Water Co-operation between Cultures: Partnerships with Indigenous Peoples for Sustainable Water and Sanitation Services
Indigenous peoples and ethnic minorities suffer lower levels of access to improved water and sanitation services due to socio-economic and cultural marginalization and geographical challenges. Lack of cultural sensitivity and operational limitations tend to render water and sanitation interventions less effective and services unsustainable.
The purpose of the article is to illustrate the need to build respectful, inclusive and long-term partnerships with rural indigenous peoples and ethnic minorities to improve sustainability of water and sanitation services and to overcome socio-cultural barriers to improved access.
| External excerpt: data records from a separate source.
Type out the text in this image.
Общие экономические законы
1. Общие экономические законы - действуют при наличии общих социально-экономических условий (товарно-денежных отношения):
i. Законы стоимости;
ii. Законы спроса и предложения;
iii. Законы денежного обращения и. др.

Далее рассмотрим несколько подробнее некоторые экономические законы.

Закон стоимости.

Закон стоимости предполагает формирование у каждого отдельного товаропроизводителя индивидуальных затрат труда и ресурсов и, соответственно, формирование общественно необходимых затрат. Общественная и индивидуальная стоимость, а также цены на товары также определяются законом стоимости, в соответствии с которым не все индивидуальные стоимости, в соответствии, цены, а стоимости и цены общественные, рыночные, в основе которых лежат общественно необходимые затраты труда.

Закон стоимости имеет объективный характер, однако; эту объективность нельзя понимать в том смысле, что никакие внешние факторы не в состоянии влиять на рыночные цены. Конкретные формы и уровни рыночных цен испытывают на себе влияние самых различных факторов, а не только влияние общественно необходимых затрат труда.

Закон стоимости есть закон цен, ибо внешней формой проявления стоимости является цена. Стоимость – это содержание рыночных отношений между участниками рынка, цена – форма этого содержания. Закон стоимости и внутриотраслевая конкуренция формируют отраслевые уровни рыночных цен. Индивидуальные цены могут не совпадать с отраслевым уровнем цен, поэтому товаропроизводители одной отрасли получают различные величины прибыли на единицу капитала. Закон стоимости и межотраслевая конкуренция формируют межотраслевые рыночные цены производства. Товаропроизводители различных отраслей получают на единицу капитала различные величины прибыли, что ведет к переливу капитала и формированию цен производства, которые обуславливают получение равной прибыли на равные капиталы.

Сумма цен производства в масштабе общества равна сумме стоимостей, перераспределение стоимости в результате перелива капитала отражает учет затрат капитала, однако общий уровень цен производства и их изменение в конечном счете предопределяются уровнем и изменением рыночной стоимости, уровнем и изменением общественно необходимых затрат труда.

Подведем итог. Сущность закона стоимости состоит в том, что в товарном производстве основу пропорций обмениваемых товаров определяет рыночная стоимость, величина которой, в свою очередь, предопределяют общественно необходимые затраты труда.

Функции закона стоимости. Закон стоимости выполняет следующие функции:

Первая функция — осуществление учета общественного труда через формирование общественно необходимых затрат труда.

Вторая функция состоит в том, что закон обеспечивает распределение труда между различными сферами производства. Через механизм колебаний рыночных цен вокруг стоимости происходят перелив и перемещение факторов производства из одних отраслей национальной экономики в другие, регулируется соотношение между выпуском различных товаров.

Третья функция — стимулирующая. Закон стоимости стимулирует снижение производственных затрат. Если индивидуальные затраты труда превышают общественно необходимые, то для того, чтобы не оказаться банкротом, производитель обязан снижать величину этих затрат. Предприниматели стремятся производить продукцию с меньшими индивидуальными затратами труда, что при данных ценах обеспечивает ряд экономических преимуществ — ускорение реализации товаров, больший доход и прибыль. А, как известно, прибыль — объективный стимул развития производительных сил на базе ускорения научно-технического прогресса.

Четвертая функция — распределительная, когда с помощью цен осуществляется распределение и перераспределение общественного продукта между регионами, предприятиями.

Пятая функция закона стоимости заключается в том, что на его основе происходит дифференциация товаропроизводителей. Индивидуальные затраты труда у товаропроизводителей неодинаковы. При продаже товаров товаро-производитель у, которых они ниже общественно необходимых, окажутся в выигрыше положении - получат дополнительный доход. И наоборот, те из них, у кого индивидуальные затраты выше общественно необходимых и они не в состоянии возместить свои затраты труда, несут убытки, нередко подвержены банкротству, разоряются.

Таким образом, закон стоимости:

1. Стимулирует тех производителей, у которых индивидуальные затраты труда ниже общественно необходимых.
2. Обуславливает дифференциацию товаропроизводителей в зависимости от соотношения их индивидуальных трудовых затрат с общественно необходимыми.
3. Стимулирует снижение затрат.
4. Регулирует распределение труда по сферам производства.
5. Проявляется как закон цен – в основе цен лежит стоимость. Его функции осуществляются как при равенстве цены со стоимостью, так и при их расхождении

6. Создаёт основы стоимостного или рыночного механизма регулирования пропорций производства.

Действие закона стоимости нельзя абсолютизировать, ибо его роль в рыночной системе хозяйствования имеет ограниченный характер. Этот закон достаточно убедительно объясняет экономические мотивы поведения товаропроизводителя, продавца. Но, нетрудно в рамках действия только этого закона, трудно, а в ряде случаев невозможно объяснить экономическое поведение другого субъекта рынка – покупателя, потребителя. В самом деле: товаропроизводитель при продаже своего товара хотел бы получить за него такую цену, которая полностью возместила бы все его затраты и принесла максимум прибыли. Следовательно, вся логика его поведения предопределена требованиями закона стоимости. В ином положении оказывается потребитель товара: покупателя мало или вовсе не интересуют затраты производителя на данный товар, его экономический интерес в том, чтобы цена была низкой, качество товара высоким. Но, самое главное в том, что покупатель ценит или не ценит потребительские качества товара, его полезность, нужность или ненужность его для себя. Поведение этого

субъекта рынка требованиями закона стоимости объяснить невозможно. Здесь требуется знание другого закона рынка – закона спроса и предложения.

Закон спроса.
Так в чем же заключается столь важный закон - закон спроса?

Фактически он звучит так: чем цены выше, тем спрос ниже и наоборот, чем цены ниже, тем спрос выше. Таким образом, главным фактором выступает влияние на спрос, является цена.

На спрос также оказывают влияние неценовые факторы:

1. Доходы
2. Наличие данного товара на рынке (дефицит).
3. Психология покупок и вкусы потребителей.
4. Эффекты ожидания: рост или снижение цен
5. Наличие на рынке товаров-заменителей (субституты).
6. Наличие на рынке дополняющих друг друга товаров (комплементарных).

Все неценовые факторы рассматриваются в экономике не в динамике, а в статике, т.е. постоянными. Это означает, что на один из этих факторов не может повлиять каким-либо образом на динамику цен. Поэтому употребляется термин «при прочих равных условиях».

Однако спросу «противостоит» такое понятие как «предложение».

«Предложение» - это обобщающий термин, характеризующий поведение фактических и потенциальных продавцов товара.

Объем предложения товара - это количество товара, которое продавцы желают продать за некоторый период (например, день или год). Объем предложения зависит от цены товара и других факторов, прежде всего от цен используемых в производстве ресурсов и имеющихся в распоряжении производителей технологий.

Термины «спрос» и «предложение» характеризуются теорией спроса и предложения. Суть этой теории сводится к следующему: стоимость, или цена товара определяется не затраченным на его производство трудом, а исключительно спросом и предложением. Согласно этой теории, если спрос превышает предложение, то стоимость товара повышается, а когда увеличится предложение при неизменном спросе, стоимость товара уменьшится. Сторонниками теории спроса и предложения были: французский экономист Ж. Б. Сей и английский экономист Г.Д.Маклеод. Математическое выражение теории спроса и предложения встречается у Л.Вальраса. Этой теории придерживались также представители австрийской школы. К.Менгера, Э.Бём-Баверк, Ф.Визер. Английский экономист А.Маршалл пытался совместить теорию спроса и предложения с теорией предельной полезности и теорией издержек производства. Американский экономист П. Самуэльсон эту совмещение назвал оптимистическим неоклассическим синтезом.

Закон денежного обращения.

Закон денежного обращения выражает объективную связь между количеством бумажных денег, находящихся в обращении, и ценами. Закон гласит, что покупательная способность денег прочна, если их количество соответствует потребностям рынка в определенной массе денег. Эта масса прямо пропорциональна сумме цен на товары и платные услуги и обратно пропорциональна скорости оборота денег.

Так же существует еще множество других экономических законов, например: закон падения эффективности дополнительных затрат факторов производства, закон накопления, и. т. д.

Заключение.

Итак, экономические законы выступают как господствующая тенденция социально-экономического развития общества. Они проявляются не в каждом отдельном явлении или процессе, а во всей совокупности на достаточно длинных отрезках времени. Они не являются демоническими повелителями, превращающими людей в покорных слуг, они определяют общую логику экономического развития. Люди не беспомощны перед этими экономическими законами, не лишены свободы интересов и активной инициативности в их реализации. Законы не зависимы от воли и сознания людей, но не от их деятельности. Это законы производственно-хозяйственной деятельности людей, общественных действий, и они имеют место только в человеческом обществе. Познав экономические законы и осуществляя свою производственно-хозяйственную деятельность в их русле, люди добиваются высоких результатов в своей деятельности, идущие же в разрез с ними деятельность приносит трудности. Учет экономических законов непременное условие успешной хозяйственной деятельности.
Throughout the world, there are disparities in water and sanitation services coverage between indigenous and non-indigenous peoples. Poor and rural populations have significantly lower access to improved water and sanitation services, and indigenous peoples are over-represented among the poor. It is estimated that the indigenous peoples represent 15 per cent of the individuals living in poverty, but compose only some 5 per cent of the world population. In addition, indigenous peoples typically experience multiple dimensions of poverty, including under-nutrition and other deprivations related to health.
However, indigenous peoples’ lack of access to services is not sufficiently explained by higher levels of poverty or that they often live in remote rural areas. There are also social, cultural and political barriers that put indigenous peoples at disadvantage. The marginalization of indigenous peoples is worsened by their weak participation and lack of representation at higher political levels. As a result, indigenous peoples and ethnic minorities tend to benefit less from national development opportunities such as water and sanitation services, which also makes inequalities persist.
Field studies and action research realized in six communities in the Autonomous Regions of Nicaragua reveal the need to build inclusive and long-term partnerships, based on mutual respect and trust, between rural indigenous peoples and external agents to generate sustainable water and sanitation services. Indeed, the major need expressed by communities was that of increased respect from government and development agencies.
This article draws from the research ‘Transcultural Transparency: Exploring the Interface between Modern and Traditional Institutions in Sanitation and Water Supply’ which aimed to identify and explore ways to overcome socio-cultural barriers between indigenous communities, service providers, local authorities and development co-operation actors.